O futuro está à espera
Tomás ainda não escolheu o que quer ser quando crescer. Os sonhos ainda não apareceram mas, quando decidirem dar um ar da sua graça, nada os vai conseguir parar.
Para a prótese definitiva ainda tem de esperar alguns anos, mas o dinheiro para a comprar já começou a ser amealhado. Amigos da família já levaram a cabo diversas actividades, como concertos, para angariação de fundos a favor do Tomás e até recolheram tampinhas para conseguir somar mais uns euros. “Fizeram isso porque não sabemos quanto pode custar a última prótese. Mas agora fizemos uma paragem porque já temos uma quantia razoável”, explica Sara Paiva. “Se depois de ele ter a prótese final sobrar algum dinheiro, vamos fazer com que reverta para uma instituição de solidariedade”, acrescenta.
Contam com a ajuda de Mahmoud Tavakoli e do resto da equipa do ISR. Tal como esta prótese, as próximas vão sair da Universidade de Coimbra, criadas nas impressoras 3D e cada vez mais parecidas com a realidade. O investigador, que se inspirou em trabalhos publicados na E-Nable, quer retribuir: “Quem cria uma prótese destas, depois pode fazer um relatório. Nós vamos colocar todos os desenhos e modelos deste modelo na plataforma e depois qualquer pessoa pode ver como é e até imprimir.” O objectivo da E-Nable é o mesmo do investigador: fazer com que cada vez mais crianças tenham esta oportunidade.

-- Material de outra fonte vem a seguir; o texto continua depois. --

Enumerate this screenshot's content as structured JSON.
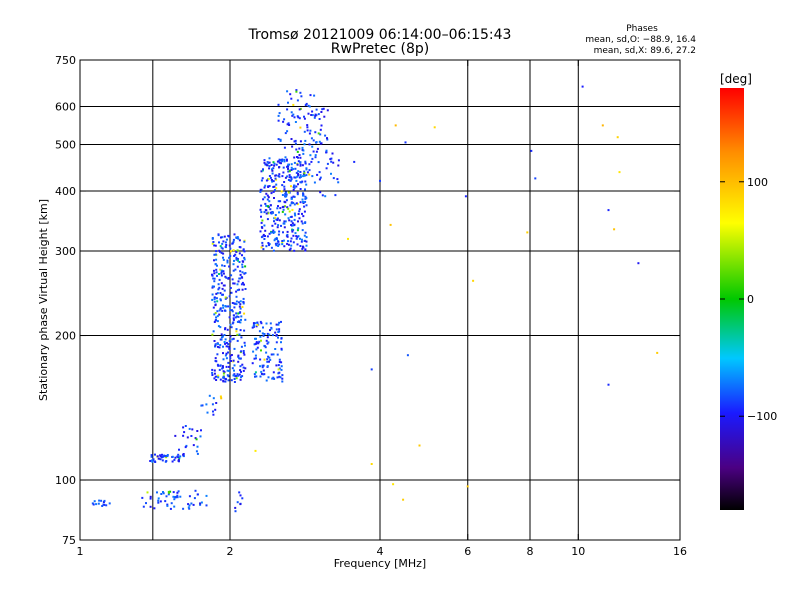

Para Sara, a maior alegria é ter criado um filho independente e alegre com a vida. “Sou feliz porque sei que ele é feliz.” E Tomás promete continuar a sê–lo. “Eu gosto de ter a mão”, diz num tom sério. A despedida não é fácil. Interrompe um jogo das bruxas para nos dizer adeus: “Já vão embora? Oooh… Voltem sempre que quiserem!”